One quick notice when doing the Centos 7 (5111) install on the same system regarding the Intel RST that we got working with a few troublesome moments earlier. In Centos the system is mapping the iRST via I think the device-mapper-multipath. I can see dm-0, dm-1 and dm-2 devices from the basic system setup.

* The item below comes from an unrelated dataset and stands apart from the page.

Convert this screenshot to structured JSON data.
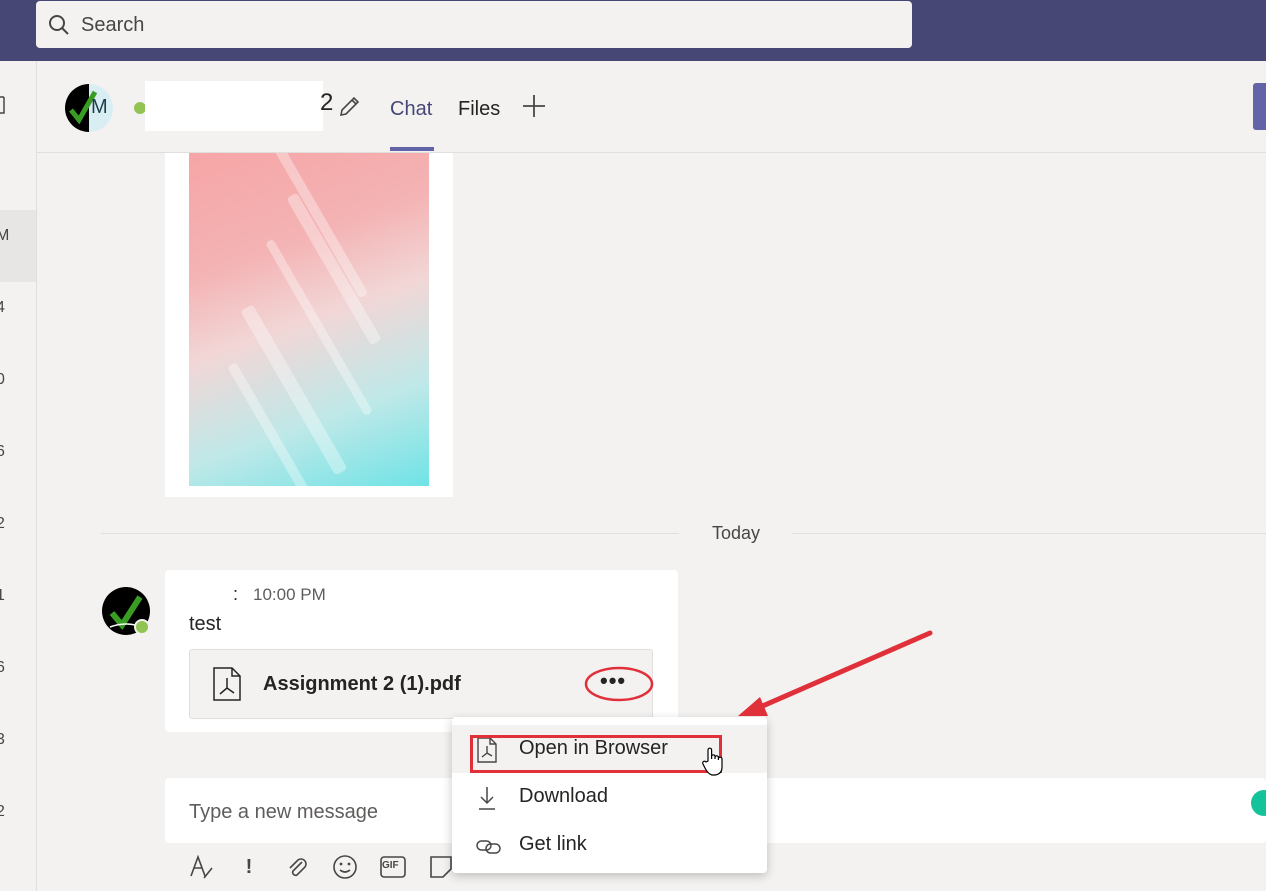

[root@pixel ~]# more /etc/fstab
/dev/mapper/centos-root /                       xfs     defaults        0 0
UUID=1bafe9a8-3a11-46d8-b527-278c870ae662 /boot                   xfs     defaults        0 0
/dev/mapper/centos-home /home                   xfs     defaults        0 0
/dev/mapper/centos-swap swap                    swap    defaults        0 0

[root@pixel ~]# ls -l /dev/mapper/
totalt 0
lrwxrwxrwx. 1 root root       7 27 mar 09.03 centos-home -> ../dm-2
lrwxrwxrwx. 1 root root       7 27 mar 09.03 centos-root -> ../dm-0
lrwxrwxrwx. 1 root root       7 27 mar 09.03 centos-swap -> ../dm-1
crw-------. 1 root root 10, 236 27 mar 09.03 control

[root@pixel dev]# mount
sysfs on /sys type sysfs (rw,nosuid,nodev,noexec,relatime,seclabel)
proc on /proc type proc (rw,nosuid,nodev,noexec,relatime)
devtmpfs on /dev type devtmpfs (rw,nosuid,seclabel,size=32914904k,nr_inodes=8228726,mode=755)
securityfs on /sys/kernel/security type securityfs (rw,nosuid,nodev,noexec,relatime)
tmpfs on /dev/shm type tmpfs (rw,nosuid,nodev,seclabel)
devpts on /dev/pts type devpts (rw,nosuid,noexec,relatime,seclabel,gid=5,mode=620,ptmxmode=000)
tmpfs on /run type tmpfs (rw,nosuid,nodev,seclabel,mode=755)
tmpfs on /sys/fs/cgroup type tmpfs (ro,nosuid,nodev,noexec,seclabel,mode=755)
cgroup on /sys/fs/cgroup/systemd type cgroup (rw,nosuid,nodev,noexec,relatime,xattr,release_agent=/usr/lib/systemd/systemd-cgroups-agent,name=systemd)
pstore on /sys/fs/pstore type pstore (rw,nosuid,nodev,noexec,relatime)
cgroup on /sys/fs/cgroup/cpuset type cgroup (rw,nosuid,nodev,noexec,relatime,cpuset)
cgroup on /sys/fs/cgroup/memory type cgroup (rw,nosuid,nodev,noexec,relatime,memory)
cgroup on /sys/fs/cgroup/cpu,cpuacct type cgroup (rw,nosuid,nodev,noexec,relatime,cpuacct,cpu)
cgroup on /sys/fs/cgroup/perf_event type cgroup (rw,nosuid,nodev,noexec,relatime,perf_event)
cgroup on /sys/fs/cgroup/freezer type cgroup (rw,nosuid,nodev,noexec,relatime,freezer)
cgroup on /sys/fs/cgroup/devices type cgroup (rw,nosuid,nodev,noexec,relatime,devices)
cgroup on /sys/fs/cgroup/net_cls type cgroup (rw,nosuid,nodev,noexec,relatime,net_cls)
cgroup on /sys/fs/cgroup/blkio type cgroup (rw,nosuid,nodev,noexec,relatime,blkio)
cgroup on /sys/fs/cgroup/hugetlb type cgroup (rw,nosuid,nodev,noexec,relatime,hugetlb)
configfs on /sys/kernel/config type configfs (rw,relatime)
/dev/mapper/centos-root on / type xfs (rw,relatime,seclabel,attr2,inode64,noquota)
selinuxfs on /sys/fs/selinux type selinuxfs (rw,relatime)
systemd-1 on /proc/sys/fs/binfmt_misc type autofs (rw,relatime,fd=28,pgrp=1,timeout=300,minproto=5,maxproto=5,direct)
hugetlbfs on /dev/hugepages type hugetlbfs (rw,relatime,seclabel)
debugfs on /sys/kernel/debug type debugfs (rw,relatime)
mqueue on /dev/mqueue type mqueue (rw,relatime,seclabel)
sunrpc on /var/lib/nfs/rpc_pipefs type rpc_pipefs (rw,relatime)
nfsd on /proc/fs/nfsd type nfsd (rw,relatime)
/dev/mapper/centos-home on /home type xfs (rw,relatime,seclabel,attr2,inode64,noquota)
/dev/md126p1 on /boot type xfs (rw,relatime,seclabel,attr2,inode64,noquota)
fusectl on /sys/fs/fuse/connections type fusectl (rw,relatime)
tmpfs on /run/user/0 type tmpfs (rw,nosuid,nodev,relatime,seclabel,size=6586212k,mode=700)
tmpfs on /run/user/1000 type tmpfs (rw,nosuid,nodev,relatime,seclabel,size=6586212k,mode=700,uid=1000,gid=1000)
gvfsd-fuse on /run/user/1000/gvfs type fuse.gvfsd-fuse (rw,nosuid,nodev,relatime,user_id=1000,group_id=1000)

So maybe if you include device-mapper-multipath and device-mapper-multipath-libs in the install archive?